Читаем Глубокие раны полностью

Тоска прозвучала в его голосе, девушка попыталась обратить его слова в шутку:

— Ну люби, пожалуйста. Кто тебе не дает?

И тут же пожалела — Сергей опять опустился на колоду и сжал голову руками. Он сам бы не мог сейчас объяснить, что с ним происходит. Может быть, здесь всему виной было непрерывно возраставшее нервное напряжение, которое не покидало его и во сне, но может… Разве в его возрасте сердце просит разрешения на любовь? А оно было у него — сердце, живое сердце. Конечно же, оно хотело биться и чувствовать по-человечески. Какое ему дело, непутевому Сережкиному сердцу, что полюбило оно не вовремя да и, главное, невпопад? Ведь девятнадцатую весну отстукивало оно у Сережки в груди, девятнадцать лет за плечами. Да и на город уже дышала ветерком с юга весна, вечно юная, вечно хмельная. И от этой девушки в белой фате с венчиком бумажных цветов на голове тоже веяло весной…

Весна, Сергей, весна!

И война.

А девушка эта любит другого, друга твоего закадычного — Витьку Кирилина. Сам ты не знаешь, кто из них дорог тебе больше — она или он. Сердце ты, сердце, непутевое, шалое сердце…

Надя села рядом с ним и положила руку на его колено.

— Ты же знаешь, Сережа, — тихо сказала она.

Пьяный взрыв голосов донесся до них из домика, послышалась нестройная, громкая песня. На минутку вышла на крыльцо Евдокия Ларионовна.

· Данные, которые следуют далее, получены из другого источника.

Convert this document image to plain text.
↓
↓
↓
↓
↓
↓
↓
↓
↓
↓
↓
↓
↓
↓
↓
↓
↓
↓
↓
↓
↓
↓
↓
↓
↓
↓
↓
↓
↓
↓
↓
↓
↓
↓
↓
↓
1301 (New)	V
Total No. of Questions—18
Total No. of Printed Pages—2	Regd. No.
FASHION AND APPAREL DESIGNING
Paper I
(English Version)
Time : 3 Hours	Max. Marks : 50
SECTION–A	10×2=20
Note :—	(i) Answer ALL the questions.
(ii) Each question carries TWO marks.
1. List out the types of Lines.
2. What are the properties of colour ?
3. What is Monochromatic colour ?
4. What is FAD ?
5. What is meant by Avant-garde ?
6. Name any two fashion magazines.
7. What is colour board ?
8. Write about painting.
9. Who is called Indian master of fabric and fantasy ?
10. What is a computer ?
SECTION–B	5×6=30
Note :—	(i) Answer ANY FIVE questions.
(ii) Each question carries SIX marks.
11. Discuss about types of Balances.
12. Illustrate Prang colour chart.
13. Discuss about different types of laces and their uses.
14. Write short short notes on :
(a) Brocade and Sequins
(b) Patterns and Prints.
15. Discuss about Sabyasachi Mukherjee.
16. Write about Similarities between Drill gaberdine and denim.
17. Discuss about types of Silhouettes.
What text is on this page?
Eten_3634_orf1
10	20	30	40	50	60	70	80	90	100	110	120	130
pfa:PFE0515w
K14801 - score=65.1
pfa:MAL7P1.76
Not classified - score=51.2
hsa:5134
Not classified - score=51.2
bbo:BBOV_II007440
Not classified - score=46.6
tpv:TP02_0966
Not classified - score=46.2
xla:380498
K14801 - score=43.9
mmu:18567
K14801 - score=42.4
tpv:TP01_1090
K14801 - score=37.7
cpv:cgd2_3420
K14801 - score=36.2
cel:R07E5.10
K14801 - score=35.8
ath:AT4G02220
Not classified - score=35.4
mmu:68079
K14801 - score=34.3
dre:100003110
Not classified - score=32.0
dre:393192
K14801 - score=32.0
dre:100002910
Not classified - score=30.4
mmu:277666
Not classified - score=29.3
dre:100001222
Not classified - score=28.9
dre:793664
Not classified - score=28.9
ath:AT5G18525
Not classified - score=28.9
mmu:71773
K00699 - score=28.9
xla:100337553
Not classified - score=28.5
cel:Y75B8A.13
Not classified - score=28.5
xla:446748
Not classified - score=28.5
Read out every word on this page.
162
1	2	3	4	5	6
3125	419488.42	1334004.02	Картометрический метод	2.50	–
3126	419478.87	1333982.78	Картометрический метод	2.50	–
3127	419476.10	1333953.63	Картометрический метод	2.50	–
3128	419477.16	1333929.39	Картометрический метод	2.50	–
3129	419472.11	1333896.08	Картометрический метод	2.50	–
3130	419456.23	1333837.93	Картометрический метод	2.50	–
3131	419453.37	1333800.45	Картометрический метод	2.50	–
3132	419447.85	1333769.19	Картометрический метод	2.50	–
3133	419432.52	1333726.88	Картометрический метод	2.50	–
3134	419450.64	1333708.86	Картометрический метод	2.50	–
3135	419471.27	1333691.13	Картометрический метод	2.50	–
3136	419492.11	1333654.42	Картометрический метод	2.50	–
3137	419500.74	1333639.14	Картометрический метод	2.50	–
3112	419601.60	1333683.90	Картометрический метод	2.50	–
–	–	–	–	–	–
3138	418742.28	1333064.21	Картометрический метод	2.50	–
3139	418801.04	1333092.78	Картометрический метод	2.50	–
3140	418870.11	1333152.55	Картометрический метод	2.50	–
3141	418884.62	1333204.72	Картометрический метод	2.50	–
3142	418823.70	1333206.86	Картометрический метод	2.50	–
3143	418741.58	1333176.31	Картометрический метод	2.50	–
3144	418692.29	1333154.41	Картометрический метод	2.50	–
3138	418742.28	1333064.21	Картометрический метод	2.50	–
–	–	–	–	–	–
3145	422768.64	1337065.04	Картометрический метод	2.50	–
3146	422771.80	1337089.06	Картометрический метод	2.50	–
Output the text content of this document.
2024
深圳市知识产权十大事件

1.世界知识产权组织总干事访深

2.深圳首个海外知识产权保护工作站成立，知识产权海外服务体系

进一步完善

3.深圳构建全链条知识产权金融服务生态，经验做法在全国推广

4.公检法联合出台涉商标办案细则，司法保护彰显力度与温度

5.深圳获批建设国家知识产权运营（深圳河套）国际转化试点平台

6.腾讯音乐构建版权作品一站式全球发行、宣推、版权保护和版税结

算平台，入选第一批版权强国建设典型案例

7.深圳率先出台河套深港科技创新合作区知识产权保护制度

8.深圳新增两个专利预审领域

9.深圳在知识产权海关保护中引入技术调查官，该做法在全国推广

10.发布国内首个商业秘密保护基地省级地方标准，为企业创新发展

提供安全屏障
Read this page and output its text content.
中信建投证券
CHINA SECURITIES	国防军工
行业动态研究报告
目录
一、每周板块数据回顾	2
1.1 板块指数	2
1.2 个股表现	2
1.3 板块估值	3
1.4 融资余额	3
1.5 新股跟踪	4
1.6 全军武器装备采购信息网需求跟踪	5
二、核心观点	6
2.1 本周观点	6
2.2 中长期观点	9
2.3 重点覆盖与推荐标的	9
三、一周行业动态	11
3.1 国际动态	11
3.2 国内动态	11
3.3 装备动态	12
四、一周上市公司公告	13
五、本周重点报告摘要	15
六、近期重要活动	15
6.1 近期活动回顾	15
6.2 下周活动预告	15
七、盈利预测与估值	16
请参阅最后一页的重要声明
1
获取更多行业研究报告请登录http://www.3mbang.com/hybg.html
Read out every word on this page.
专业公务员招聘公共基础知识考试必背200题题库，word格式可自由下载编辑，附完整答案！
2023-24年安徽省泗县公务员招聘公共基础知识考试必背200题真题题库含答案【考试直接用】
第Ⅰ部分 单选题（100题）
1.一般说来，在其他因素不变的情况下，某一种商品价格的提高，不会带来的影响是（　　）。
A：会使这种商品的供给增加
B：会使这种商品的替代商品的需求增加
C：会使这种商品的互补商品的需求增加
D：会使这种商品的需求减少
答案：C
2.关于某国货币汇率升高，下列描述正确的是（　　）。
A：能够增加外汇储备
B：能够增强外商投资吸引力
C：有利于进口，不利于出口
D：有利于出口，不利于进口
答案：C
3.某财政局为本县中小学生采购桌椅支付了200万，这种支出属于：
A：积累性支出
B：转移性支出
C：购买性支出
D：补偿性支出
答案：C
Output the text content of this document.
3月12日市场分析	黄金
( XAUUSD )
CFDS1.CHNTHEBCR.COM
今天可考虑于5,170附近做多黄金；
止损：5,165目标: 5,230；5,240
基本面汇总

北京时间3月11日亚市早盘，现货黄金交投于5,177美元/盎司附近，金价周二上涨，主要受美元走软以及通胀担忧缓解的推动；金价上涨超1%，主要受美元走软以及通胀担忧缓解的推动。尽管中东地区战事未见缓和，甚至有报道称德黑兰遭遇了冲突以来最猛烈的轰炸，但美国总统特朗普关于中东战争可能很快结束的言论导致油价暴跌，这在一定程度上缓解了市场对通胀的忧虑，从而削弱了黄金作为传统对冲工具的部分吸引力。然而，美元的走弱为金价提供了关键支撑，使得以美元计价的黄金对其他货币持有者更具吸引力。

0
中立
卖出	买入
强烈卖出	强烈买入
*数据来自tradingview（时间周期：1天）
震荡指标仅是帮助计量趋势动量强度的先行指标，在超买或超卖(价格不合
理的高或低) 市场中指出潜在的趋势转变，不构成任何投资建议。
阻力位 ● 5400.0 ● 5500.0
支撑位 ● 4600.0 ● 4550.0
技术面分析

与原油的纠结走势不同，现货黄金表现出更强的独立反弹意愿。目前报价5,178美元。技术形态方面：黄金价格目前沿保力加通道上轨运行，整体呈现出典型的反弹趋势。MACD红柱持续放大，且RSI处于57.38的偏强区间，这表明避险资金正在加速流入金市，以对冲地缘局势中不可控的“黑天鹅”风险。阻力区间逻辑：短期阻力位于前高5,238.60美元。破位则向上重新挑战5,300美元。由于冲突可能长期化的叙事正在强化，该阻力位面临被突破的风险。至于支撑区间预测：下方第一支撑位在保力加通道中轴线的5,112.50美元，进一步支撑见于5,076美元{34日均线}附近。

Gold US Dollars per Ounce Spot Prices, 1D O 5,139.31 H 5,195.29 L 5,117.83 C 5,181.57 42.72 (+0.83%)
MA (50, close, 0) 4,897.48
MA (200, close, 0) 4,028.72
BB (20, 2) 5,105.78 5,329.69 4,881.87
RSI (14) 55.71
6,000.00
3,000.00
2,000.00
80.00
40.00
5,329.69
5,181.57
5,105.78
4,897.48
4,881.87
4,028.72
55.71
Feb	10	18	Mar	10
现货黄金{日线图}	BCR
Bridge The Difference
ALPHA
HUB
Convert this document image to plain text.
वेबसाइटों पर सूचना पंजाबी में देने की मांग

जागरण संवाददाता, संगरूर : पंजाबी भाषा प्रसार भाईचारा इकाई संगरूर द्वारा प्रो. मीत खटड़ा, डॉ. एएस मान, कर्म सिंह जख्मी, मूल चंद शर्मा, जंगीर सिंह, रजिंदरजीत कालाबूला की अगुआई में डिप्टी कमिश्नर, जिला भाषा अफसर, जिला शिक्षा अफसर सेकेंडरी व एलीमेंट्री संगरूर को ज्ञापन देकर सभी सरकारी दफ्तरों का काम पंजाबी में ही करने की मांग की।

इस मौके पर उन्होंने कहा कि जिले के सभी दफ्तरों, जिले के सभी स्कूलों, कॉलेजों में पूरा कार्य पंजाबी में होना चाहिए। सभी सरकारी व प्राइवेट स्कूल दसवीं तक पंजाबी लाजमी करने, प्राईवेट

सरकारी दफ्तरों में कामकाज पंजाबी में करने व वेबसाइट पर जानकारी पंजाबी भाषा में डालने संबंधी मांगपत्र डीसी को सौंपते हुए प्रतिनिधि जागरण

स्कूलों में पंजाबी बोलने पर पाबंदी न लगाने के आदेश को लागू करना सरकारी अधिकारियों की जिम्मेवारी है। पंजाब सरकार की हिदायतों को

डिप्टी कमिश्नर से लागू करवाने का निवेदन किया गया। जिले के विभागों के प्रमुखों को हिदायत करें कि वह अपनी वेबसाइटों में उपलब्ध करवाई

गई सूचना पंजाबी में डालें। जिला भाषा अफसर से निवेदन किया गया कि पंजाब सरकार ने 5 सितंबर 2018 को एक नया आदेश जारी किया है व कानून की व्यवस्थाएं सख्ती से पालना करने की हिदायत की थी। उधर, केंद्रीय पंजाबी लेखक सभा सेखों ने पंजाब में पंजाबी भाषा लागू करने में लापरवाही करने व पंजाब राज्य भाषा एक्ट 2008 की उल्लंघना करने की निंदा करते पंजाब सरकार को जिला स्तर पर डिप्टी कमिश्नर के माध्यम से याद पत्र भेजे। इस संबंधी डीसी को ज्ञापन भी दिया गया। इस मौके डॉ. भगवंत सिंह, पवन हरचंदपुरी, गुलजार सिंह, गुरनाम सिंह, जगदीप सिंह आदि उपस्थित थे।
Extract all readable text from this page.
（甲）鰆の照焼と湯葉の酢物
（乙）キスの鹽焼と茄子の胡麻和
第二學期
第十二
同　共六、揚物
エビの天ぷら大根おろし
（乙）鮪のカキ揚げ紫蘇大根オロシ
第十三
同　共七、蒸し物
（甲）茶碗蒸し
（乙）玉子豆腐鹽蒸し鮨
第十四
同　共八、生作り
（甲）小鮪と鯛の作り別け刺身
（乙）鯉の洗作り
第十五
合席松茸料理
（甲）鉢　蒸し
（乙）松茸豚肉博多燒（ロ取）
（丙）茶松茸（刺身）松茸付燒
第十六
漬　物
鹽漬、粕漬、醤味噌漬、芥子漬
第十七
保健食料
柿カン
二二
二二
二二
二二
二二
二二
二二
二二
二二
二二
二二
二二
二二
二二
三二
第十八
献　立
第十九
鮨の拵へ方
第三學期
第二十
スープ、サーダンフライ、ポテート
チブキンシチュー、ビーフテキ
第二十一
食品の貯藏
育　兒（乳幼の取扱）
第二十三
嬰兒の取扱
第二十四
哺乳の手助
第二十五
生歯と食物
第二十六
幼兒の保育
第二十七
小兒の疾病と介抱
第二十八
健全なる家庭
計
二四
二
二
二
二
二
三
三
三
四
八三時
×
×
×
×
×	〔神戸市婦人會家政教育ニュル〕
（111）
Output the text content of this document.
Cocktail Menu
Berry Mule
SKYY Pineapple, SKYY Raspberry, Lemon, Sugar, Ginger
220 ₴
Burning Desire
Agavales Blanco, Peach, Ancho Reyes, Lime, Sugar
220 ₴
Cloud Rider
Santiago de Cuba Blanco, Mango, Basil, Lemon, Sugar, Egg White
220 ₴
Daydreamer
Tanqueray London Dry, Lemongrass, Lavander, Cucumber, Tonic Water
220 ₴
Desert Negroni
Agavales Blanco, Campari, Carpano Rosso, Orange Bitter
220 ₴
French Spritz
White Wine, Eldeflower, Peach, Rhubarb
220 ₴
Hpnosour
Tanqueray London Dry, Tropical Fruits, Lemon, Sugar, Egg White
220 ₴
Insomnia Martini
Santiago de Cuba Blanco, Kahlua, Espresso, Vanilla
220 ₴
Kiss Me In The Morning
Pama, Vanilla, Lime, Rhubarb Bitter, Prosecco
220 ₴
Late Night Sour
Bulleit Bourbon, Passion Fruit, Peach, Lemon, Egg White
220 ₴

Они ее не заметили.

Сергей поднял голову.

— Не сердись, Надя. Этого ты больше не услышишь. Ты не думай — я сильный. Честное слово, я могу вытерпеть. У меня…

Он с минуту колебался и затем сказал с решимостью:

— У меня одна просьба: разреши поцеловать тебя. Только и всего… первый и последний раз.

— Не нацеловался за столом?

— Ну что там… Как в пьесе. Один только раз, Надя… Витька не обидится… это же ничего.

Она засмеялась: ну что за чудак этот Сережка-тихоня! Какое-то озорство подтолкнуло ее. Смешно зажмурившись, она решительно сказала:

— Ну, поцелуй.

Он взял ее за плечи, повернул лицом к себе и припал к ее губам, словно умирающий от жажды к роднику.

Ох, Надя… Это ведь не тот Сережка, которого ты знала. Он ведь, оказывается, стал взрослым, тот робкий Сережка, с веснушками по всему лицу. Не поцелуй это был, а страсть неутоленная. Не поцелуй — тоска человека, измученного повседневными ужасами действительности, тоска по нормальной, прекрасной жизни. Бывают же такие, горше отравы, поцелуи… Ох, Надя!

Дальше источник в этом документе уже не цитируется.